Matt Crafton had a lot to overcome on Saturday—a 17th-place starting position and a difficult pit stall that cost him dearly in the early stages of Saturday’s North Carolina Education Lottery 200 at Charlotte Motor Speedway.
But after 134 laps, Crafton was 5.748 seconds ahead of second-place Kyle Busch, winning the race and extending his series lead to 12 points over seventh-place finisher Timothy Peters. In fact, the two-time champion won consecutive races for the first time in his NASCAR Camping World Truck Series career, going back-to-back in successive weeks at Dover and Charlotte.
Even though it took Crafton more than half the race to get to the front, he sensed the quality of his ride from the drop of the green flag.
“I literally did,” Crafton said. “I was like, ‘Wow!’ This thing was unbelievable from the time we dropped the green. This thing went through (turns) one and two—well, the first original start, everybody got jumbled up and went through (turns) one and two and then three and four, and I’m like, ‘This thing feels really good right here.’
“Then we fell back to the 20s (after pit road issues) at that point and we started driving back through them and I was like, ‘Oh, my goodness, these boys are in trouble today.’”
The victory was the 13th of Crafton’s career, but despite the wide margin of victory, his No. 88 ThorSport Racing Toyota didn’t take the lead for the first time until lap 80, when Crafton tracked down Peters and passed him for the top spot.
After starting mid-pack, Crafton worked his way forward during the first run but had major issues on pit road, first sliding through his pit box and later getting blocked in his stall. The miscues forced Crafton to pass a gaggle of cars, but by lap 78 he was fourth for a restart after Christopher Bell’s spin off turn four, and two laps later, Crafton had the lead.
The advantage grew to more than 8.5 seconds before a cycle of green-flag pit stops for fuel trimmed Crafton’s winning margin in the closing laps.
Johnny Sauter did an extraordinary job of saving fuel and rolled home third behind Crafton and Busch.
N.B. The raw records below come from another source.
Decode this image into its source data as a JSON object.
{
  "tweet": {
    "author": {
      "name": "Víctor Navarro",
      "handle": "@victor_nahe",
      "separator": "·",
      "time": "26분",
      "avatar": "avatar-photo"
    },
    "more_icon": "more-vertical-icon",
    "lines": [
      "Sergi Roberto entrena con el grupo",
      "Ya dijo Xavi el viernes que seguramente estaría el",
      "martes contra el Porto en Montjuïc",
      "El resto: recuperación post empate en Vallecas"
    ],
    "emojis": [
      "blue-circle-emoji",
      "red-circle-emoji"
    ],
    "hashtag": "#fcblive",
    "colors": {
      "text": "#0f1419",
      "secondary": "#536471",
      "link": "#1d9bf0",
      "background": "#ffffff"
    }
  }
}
Tyler Reddick and Matt Tifft, the latter recently named to the 2016-17 NASCAR Next class, were fourth and fifth, respectively, both on fuel strategy.
Spencer Gallagher, Peters, Bell, Daniel Hemric and polesitter William Byron completed the top-ten.
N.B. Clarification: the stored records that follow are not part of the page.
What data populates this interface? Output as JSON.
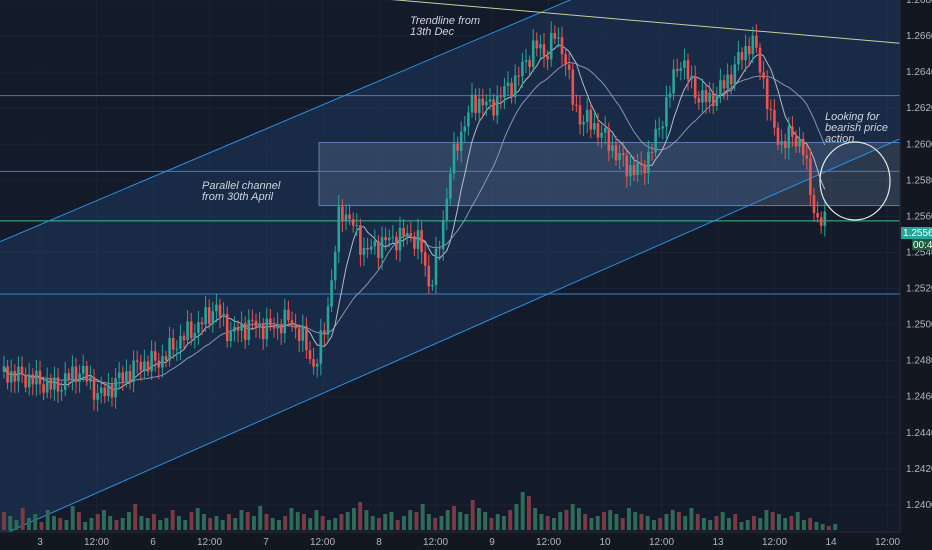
{
  "chart_data": {
    "type": "candlestick",
    "ylim": [
      1.2385,
      1.268
    ],
    "y_ticks": [
      "1.26600",
      "1.26400",
      "1.26200",
      "1.26000",
      "1.25800",
      "1.25600",
      "1.25400",
      "1.25200",
      "1.25000",
      "1.24800",
      "1.24600",
      "1.24400",
      "1.24200",
      "1.24000",
      "1.26800"
    ],
    "x_ticks": [
      "3",
      "12:00",
      "6",
      "12:00",
      "7",
      "12:00",
      "8",
      "12:00",
      "9",
      "12:00",
      "10",
      "12:00",
      "13",
      "12:00",
      "14",
      "12:00"
    ],
    "last_price": "1.25568",
    "countdown": "00:41",
    "annotations": {
      "trendline": [
        "Trendline from",
        "13th Dec"
      ],
      "channel": [
        "Parallel channel",
        "from 30th April"
      ],
      "looking": [
        "Looking for",
        "bearish price",
        "action"
      ]
    },
    "levels": [
      1.2627,
      1.2585,
      1.25575,
      1.2517
    ],
    "zone": [
      1.2566,
      1.2601
    ],
    "channel_upper": [
      [
        0,
        1.2546
      ],
      [
        570,
        1.268
      ]
    ],
    "channel_lower": [
      [
        0,
        1.2383
      ],
      [
        900,
        1.2603
      ]
    ],
    "trendline": [
      [
        355,
        1.2682
      ],
      [
        900,
        1.2656
      ]
    ],
    "price_path": [
      [
        0,
        1.2474
      ],
      [
        30,
        1.247
      ],
      [
        55,
        1.2465
      ],
      [
        80,
        1.2475
      ],
      [
        100,
        1.246
      ],
      [
        120,
        1.247
      ],
      [
        140,
        1.2478
      ],
      [
        160,
        1.248
      ],
      [
        180,
        1.2492
      ],
      [
        200,
        1.25
      ],
      [
        215,
        1.251
      ],
      [
        230,
        1.2495
      ],
      [
        250,
        1.25
      ],
      [
        270,
        1.2498
      ],
      [
        290,
        1.2503
      ],
      [
        305,
        1.249
      ],
      [
        315,
        1.2475
      ],
      [
        325,
        1.25
      ],
      [
        333,
        1.253
      ],
      [
        340,
        1.2565
      ],
      [
        348,
        1.256
      ],
      [
        357,
        1.255
      ],
      [
        365,
        1.254
      ],
      [
        380,
        1.2545
      ],
      [
        395,
        1.2548
      ],
      [
        410,
        1.255
      ],
      [
        420,
        1.2545
      ],
      [
        430,
        1.252
      ],
      [
        440,
        1.2545
      ],
      [
        450,
        1.2585
      ],
      [
        460,
        1.2605
      ],
      [
        470,
        1.262
      ],
      [
        480,
        1.2625
      ],
      [
        490,
        1.262
      ],
      [
        500,
        1.2627
      ],
      [
        515,
        1.2635
      ],
      [
        525,
        1.2645
      ],
      [
        535,
        1.2655
      ],
      [
        545,
        1.265
      ],
      [
        555,
        1.266
      ],
      [
        565,
        1.265
      ],
      [
        572,
        1.2625
      ],
      [
        580,
        1.2615
      ],
      [
        595,
        1.261
      ],
      [
        610,
        1.26
      ],
      [
        625,
        1.2588
      ],
      [
        640,
        1.2585
      ],
      [
        650,
        1.2595
      ],
      [
        660,
        1.261
      ],
      [
        670,
        1.263
      ],
      [
        680,
        1.2648
      ],
      [
        690,
        1.2635
      ],
      [
        700,
        1.2625
      ],
      [
        710,
        1.2625
      ],
      [
        720,
        1.263
      ],
      [
        730,
        1.2638
      ],
      [
        740,
        1.2648
      ],
      [
        752,
        1.2658
      ],
      [
        762,
        1.264
      ],
      [
        772,
        1.261
      ],
      [
        782,
        1.26
      ],
      [
        792,
        1.2605
      ],
      [
        802,
        1.26
      ],
      [
        812,
        1.257
      ],
      [
        818,
        1.2556
      ],
      [
        828,
        1.2557
      ]
    ],
    "volume_heights": [
      18,
      14,
      10,
      22,
      12,
      16,
      8,
      20,
      14,
      12,
      10,
      24,
      18,
      8,
      12,
      16,
      20,
      14,
      10,
      12,
      18,
      26,
      14,
      12,
      16,
      10,
      12,
      20,
      14,
      10,
      18,
      22,
      16,
      12,
      14,
      10,
      16,
      12,
      20,
      18,
      14,
      24,
      16,
      12,
      10,
      14,
      22,
      18,
      16,
      12,
      20,
      14,
      10,
      12,
      16,
      18,
      22,
      28,
      20,
      14,
      12,
      16,
      18,
      10,
      14,
      20,
      18,
      26,
      16,
      12,
      14,
      20,
      24,
      18,
      16,
      30,
      22,
      18,
      12,
      16,
      14,
      20,
      26,
      38,
      34,
      22,
      16,
      14,
      12,
      18,
      20,
      26,
      22,
      16,
      12,
      14,
      18,
      20,
      16,
      12,
      22,
      18,
      16,
      14,
      10,
      12,
      16,
      20,
      18,
      14,
      22,
      16,
      12,
      10,
      14,
      18,
      12,
      16,
      8,
      10,
      14,
      12,
      20,
      18,
      16,
      12,
      14,
      18,
      10,
      12,
      8,
      6,
      4,
      6
    ]
  }
}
Busch led 27 laps in the early going but suffered a suspension part failure that caused the handling of his No. 18 Tundra to tighten up. Nor did it help that Busch’s team was penalized for an uncontrolled tire during a pit stop on lap 68, forcing the driver to restart at the rear of the field on lap 71.
“Once we got back in traffic, it just got super, super tight,” said Busch, whose Kyle Busch Motorsports organization also owns the trucks driven by Bell, Byron and Daniel Suarez. “Something broke, and after that, it was just laying on the splitter.”